Похоже, его жизнь на самом деле переворачивалась. Надо же так: в одночасье, в какой-то миг! Боже, ну что же это такое?! И что теперь с этим делать? Как с этим жить? Бежать домой, к Лене, выяснять? Раскрывать карты? Или молча ждать, дав добро на слежку? То есть позволить кому-то следить за собственной женой? Зачем ему это?! Зачем?! У него счастливый брак! У него любимая жена! К чему ему эти подпольные игры? Он и так уже влез по самые уши. И что хорошего ему все эти знания принесли? Кроме душевных мук и болезненных сомнений – ничего!

Так он и сидел полдня, позабыв о работе, о важных звонках. Переживания ревности так захватили его, что он никак не желал слушать внутренний голос, который шептал ему возможные спасительные варианты: «Да может, они по поводу сына общаются! Или по поводу наследства ведут разговор? Или какие-нибудь еще вопросы обсуждают, не имеющие ничего общего с личными взаимоотношениями».

Когда он наконец услышал сам себя, то усилием воли прервал поток своих переживаний. «Да что это я? Стоп! В самом деле, у меня нет никаких оснований для ревности. Наверняка какие-то неразрешенные старые вопросы или сын. Других поводов я вообще не вижу. Вечером спокойно поговорю с Леной и все: ставлю точку! А то какие-то слежки, ведение… Тьфу!»

* * *

И все же слова Анны Семеновны – матери Ивана – долго будоражили Лену. «Вы даже не представляете себе, что значите в его жизни». Видимо, и вправду, много.
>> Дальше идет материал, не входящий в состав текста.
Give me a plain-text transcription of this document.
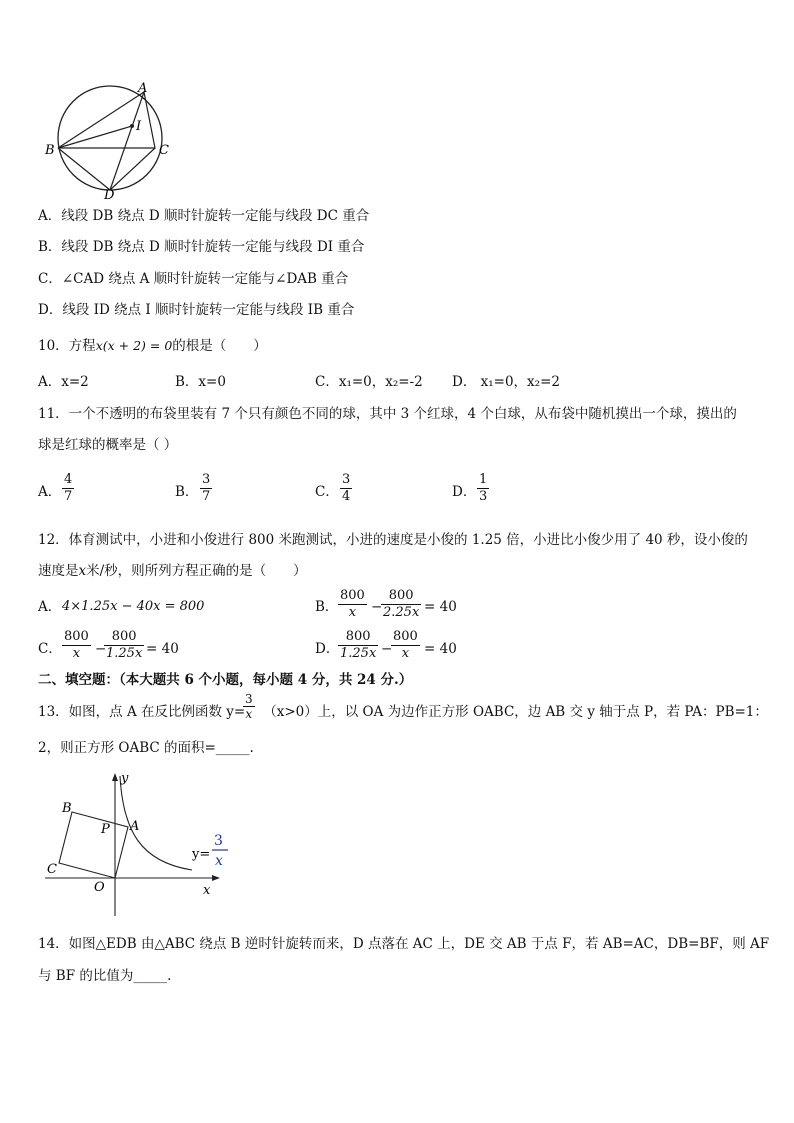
A
B	C
D
I
A．线段 DB 绕点 D 顺时针旋转一定能与线段 DC 重合
B．线段 DB 绕点 D 顺时针旋转一定能与线段 DI 重合
C．∠CAD 绕点 A 顺时针旋转一定能与∠DAB 重合
D．线段 ID 绕点 I 顺时针旋转一定能与线段 IB 重合
10．方程x(x + 2) = 0的根是（　　）
A．x=2	B．x=0	C．x₁=0，x₂=-2 D． x₁=0，x₂=2
11．一个不透明的布袋里装有 7 个只有颜色不同的球，其中 3 个红球，4 个白球，从布袋中随机摸出一个球，摸出的
球是红球的概率是（ ）
A．
4
7	B．
3
7	C．
3
4	D．
1
3
12．体育测试中，小进和小俊进行 800 米跑测试，小进的速度是小俊的 1.25 倍，小进比小俊少用了 40 秒，设小俊的
速度是x米/秒，则所列方程正确的是（　　）
A． 4×1.25x − 40x = 800	B．
800
x	−
800
2.25x = 40
C．
800
x	−
800
1.25x = 40	D．
800
1.25x −
800
x	= 40
二、填空题：（本大题共 6 个小题，每小题 4 分，共 24 分.）
13．如图，点 A 在反比例函数 y= （x>0）上，以 OA 为边作正方形 OABC，边 AB 交 y 轴于点 P，若 PA：PB=1：
3
x
2，则正方形 OABC 的面积=_____.
y
x
B
P A
C
O
y=
3
x
14．如图△EDB 由△ABC 绕点 B 逆时针旋转而来，D 点落在 AC 上，DE 交 AB 于点 F，若 AB=AC，DB=BF，则 AF
与 BF 的比值为_____.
Она вспомнила ту фотографию, которую Иван использовал, как закладку. Давнее фото. Первая… Нет, вторая их совместная поездка. Куда они летали тогда? В Голландию? Точно! Много гуляли по Амстердаму, ездили по пригородам, посещали выставки, плавали на кораблике по каналам… Помнится, там было такое изобилие цветов. Они ходили чуть ли не полдня по цветочному базару, наслаждаясь ароматами, любуясь разноцветьем. Набрали с собой какие-то семена. Каждый потом посадил их у себя дома. Созванивались: у кого что выросло. У Лены – огромные красные граммофоны-колокольчики. У него – чахлый подсолнух. Но это потом, по приезде. А там, на этом базаре, он купил ей розы, большой яркий букет. А потом не удержался и еще один подарил – из подсолнухов!
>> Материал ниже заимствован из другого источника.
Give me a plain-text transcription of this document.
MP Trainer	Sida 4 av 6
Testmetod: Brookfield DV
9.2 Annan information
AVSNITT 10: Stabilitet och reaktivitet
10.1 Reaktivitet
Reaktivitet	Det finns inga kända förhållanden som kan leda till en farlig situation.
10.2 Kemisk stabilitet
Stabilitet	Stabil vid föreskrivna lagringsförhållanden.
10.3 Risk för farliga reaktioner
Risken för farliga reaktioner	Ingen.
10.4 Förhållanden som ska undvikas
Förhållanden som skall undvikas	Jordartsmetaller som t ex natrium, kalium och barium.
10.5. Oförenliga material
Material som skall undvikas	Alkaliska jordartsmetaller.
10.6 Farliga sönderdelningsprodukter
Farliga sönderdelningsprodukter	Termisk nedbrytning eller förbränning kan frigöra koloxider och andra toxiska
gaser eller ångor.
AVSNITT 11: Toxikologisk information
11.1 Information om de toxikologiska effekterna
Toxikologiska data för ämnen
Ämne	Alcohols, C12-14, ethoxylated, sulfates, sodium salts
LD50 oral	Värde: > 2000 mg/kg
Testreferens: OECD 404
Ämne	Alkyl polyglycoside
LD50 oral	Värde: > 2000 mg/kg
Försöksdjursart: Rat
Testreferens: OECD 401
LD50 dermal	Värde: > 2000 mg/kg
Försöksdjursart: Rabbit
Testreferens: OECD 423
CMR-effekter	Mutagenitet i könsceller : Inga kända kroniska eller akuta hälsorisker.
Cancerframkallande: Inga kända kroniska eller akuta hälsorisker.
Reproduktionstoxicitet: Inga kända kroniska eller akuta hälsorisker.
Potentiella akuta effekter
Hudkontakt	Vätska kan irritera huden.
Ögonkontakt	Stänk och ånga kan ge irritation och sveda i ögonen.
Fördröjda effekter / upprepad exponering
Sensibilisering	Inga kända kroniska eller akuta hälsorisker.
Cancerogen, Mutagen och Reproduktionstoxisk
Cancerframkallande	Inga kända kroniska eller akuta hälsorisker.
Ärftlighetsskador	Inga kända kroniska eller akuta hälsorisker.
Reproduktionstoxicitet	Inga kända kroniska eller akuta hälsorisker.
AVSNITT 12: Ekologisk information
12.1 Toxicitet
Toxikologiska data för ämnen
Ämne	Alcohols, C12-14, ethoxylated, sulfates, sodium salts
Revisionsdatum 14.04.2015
На том фото она так и стоит с двумя букетами, счастливая, смеющаяся… Сколько лет он хранит этот снимок? Сколько времени он потратил, рассматривая его? Какое количество энергии он черпает из тех давних, далеких дней? А цветы тогда так и остались в номере, не брать же их с собой. Они улетали через несколько дней. Цветы оставались свежими и, казалось, спокойно простоят еще дней десять. Особенно подсолнухи.

– Оставь! Прилетим, я тебе еще куплю, – пообещал Иван.

– У нас редко продают подсолнухи. Жалко…

В самолете на обратном пути они поссорились. Он в зоне вылета купил красивую бутылку, якобы другу в подарок, а сам открыл ее в салоне, чему она очень противилась. Он не слушал, обещал чуть-чуть, угощал ее, она отказывалась, а сам он в результате напился и все впечатление от поездки ей испортил.